Maybe I miss the way you weighed me down in bed. Your body was like stones that kept me down. Kept me good. Maybe I miss how you stayed with me all night. You stuck around.
They never do anymore.
Maybe it was the calmness of it all. Your breathing was like the wind, the kind that shuffles your window curtains. I’d watch you sleep sometimes and I remember it being somewhat satisfying. I loved listening to your heart beating: a steady, peaceful drum. I don’t know why watching you kept me sane.
I miss never having to talk sometimes. We’d speak with our eyes, our gestures. I miss how I could easily slip my hand into yours. We didn’t have to say a word.
I hated that you were so insecure. How could you be so embarrassed of yourself? Why did you ever think that I was too good for you? You always wondered how a guy like you could ever end up with a girl like me. People stared; they asked you this all the time. I wish you knew that I just wanted to be with you. We didn’t have to care what other people thought at the time because everything else in the world didn’t matter.
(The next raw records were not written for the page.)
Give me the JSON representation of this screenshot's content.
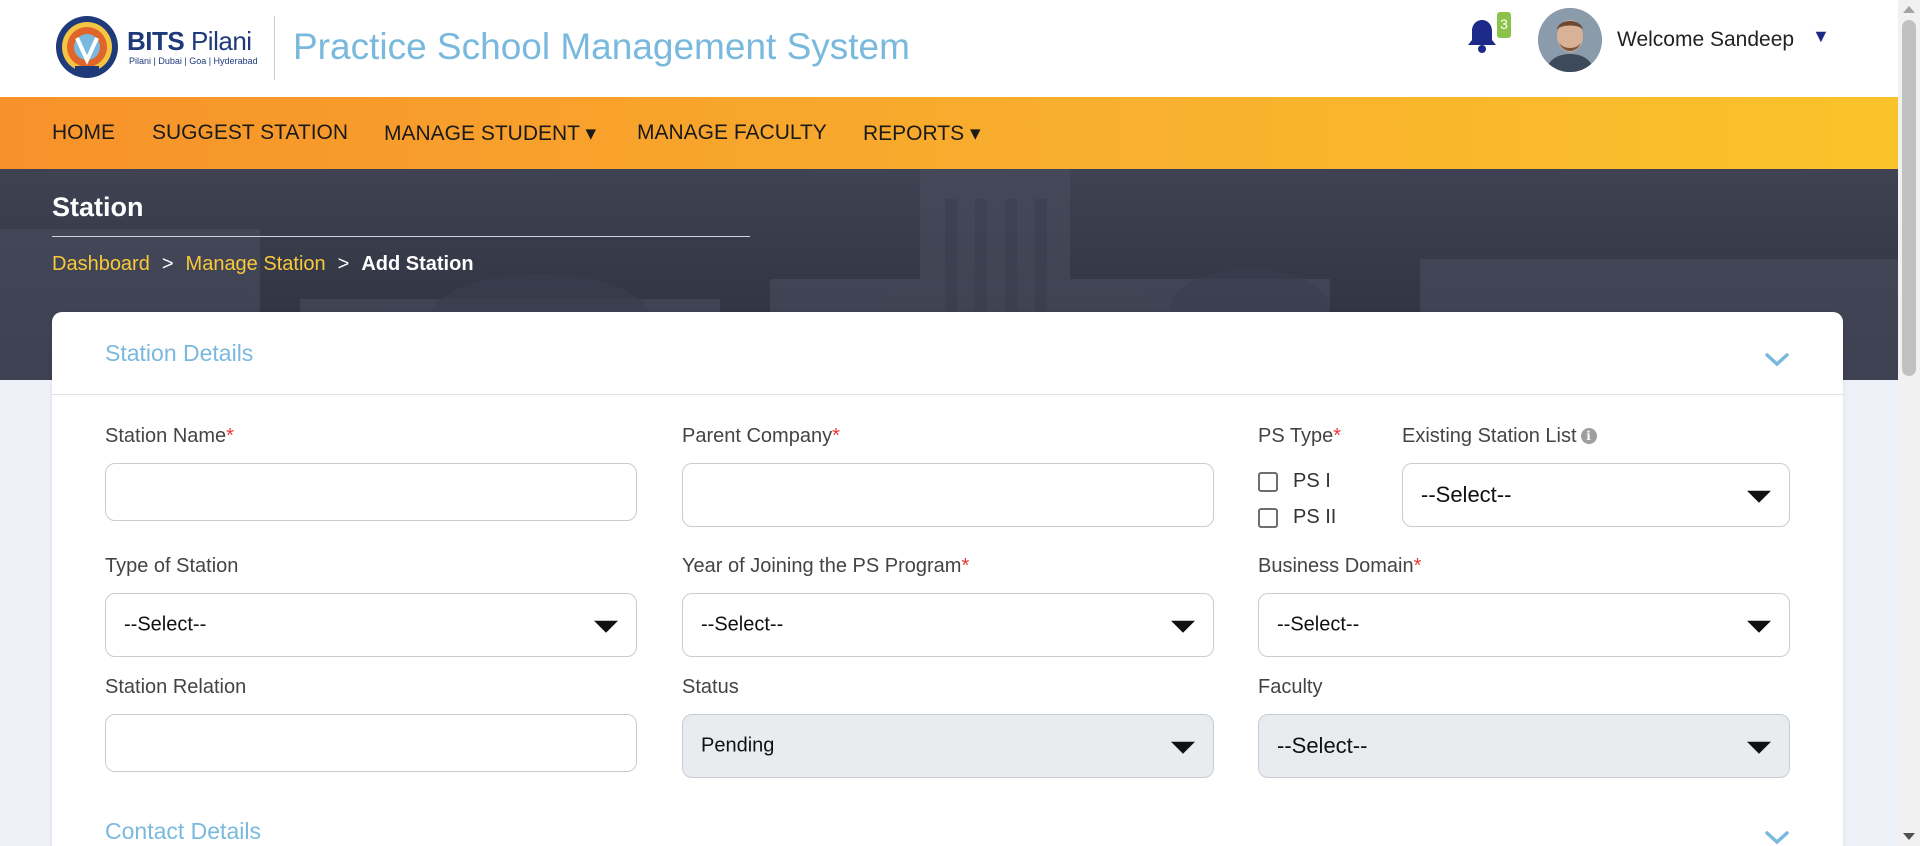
{
  "header": {
    "logo_name": "BITS",
    "logo_name_thin": "Pilani",
    "logo_campuses": "Pilani | Dubai | Goa | Hyderabad",
    "app_title": "Practice School Management System",
    "notification_count": "3",
    "welcome_text": "Welcome Sandeep",
    "caret": "▼"
  },
  "nav": {
    "items": [
      {
        "label": "HOME"
      },
      {
        "label": "SUGGEST STATION"
      },
      {
        "label": "MANAGE STUDENT ▾"
      },
      {
        "label": "MANAGE FACULTY"
      },
      {
        "label": "REPORTS ▾"
      }
    ]
  },
  "banner": {
    "heading": "Station",
    "breadcrumb": {
      "dashboard": "Dashboard",
      "manage_station": "Manage Station",
      "current": "Add Station",
      "separator": ">"
    }
  },
  "form": {
    "section_station_details": "Station Details",
    "section_contact_details": "Contact Details",
    "station_name_label": "Station Name",
    "parent_company_label": "Parent Company",
    "ps_type_label": "PS Type",
    "ps1_label": "PS I",
    "ps2_label": "PS II",
    "existing_station_label": "Existing Station List",
    "existing_station_value": "--Select--",
    "type_of_station_label": "Type of Station",
    "type_of_station_value": "--Select--",
    "year_joining_label": "Year of Joining the PS Program",
    "year_joining_value": "--Select--",
    "business_domain_label": "Business Domain",
    "business_domain_value": "--Select--",
    "station_relation_label": "Station Relation",
    "status_label": "Status",
    "status_value": "Pending",
    "faculty_label": "Faculty",
    "faculty_value": "--Select--",
    "required_mark": "*",
    "info_glyph": "i"
  },
  "colors": {
    "accent_blue": "#7ab9de",
    "nav_orange_start": "#f7922a",
    "nav_orange_end": "#fbc32a",
    "breadcrumb_link": "#f9c93a",
    "required_red": "#e53935",
    "badge_green": "#8bc34a",
    "bell_navy": "#1e2a8a"
  }
}
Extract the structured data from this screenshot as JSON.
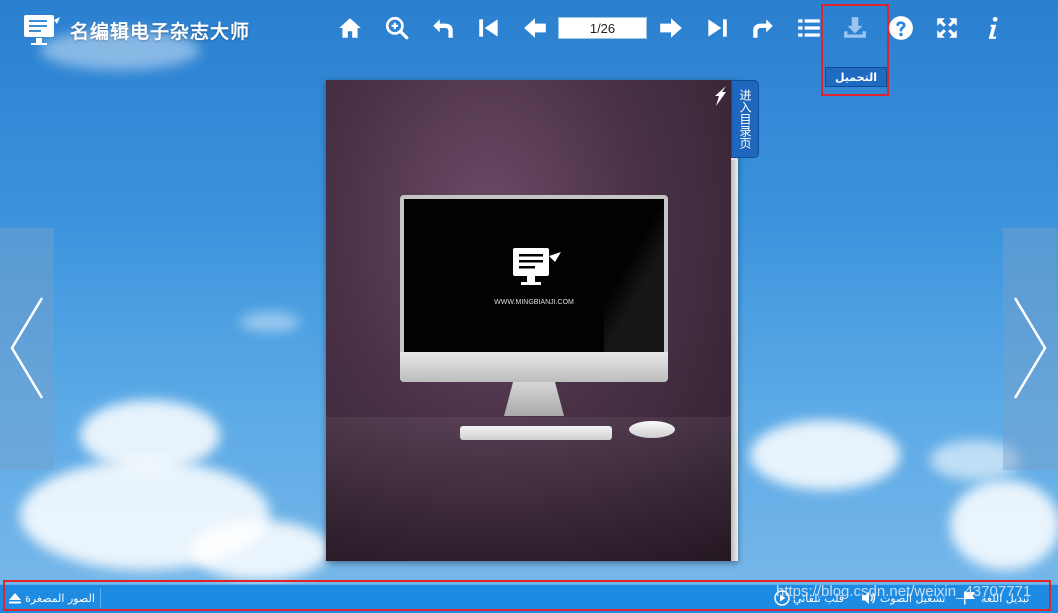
{
  "app": {
    "brand": "名编辑电子杂志大师"
  },
  "toolbar": {
    "page_indicator": "1/26",
    "download_tooltip": "التحميل"
  },
  "book": {
    "toc_tab": "进入目录页",
    "monitor_url": "WWW.MINGBIANJI.COM"
  },
  "bottom_bar": {
    "thumbnails": "الصور المصغرة",
    "auto_flip": "قلب تلقائي",
    "play_sound": "تشغيل الصوت",
    "change_language": "تبديل اللغة"
  },
  "watermark": "https://blog.csdn.net/weixin_43707771",
  "colors": {
    "accent": "#1d8be2",
    "highlight": "#e0242d",
    "tab": "#1e67bd"
  }
}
It always hurt when you were gone. Every time you weren’t there felt like getting punched in the stomach. I wish I went out more often to see you: to your gigs, to watch your favorite bands, to the music festival you got me free tickets for; but I’m sorry I wasn’t able to go. We could’ve had more time together, but I had to move away.
Although we didn’t last long, it was something. It was exclusive. And during that period of time, I cherished your presence. I felt safe around you. It was home. You were brave enough to take me on dates and treat me like I was yours.
You stuck around. And I’ll never forget that.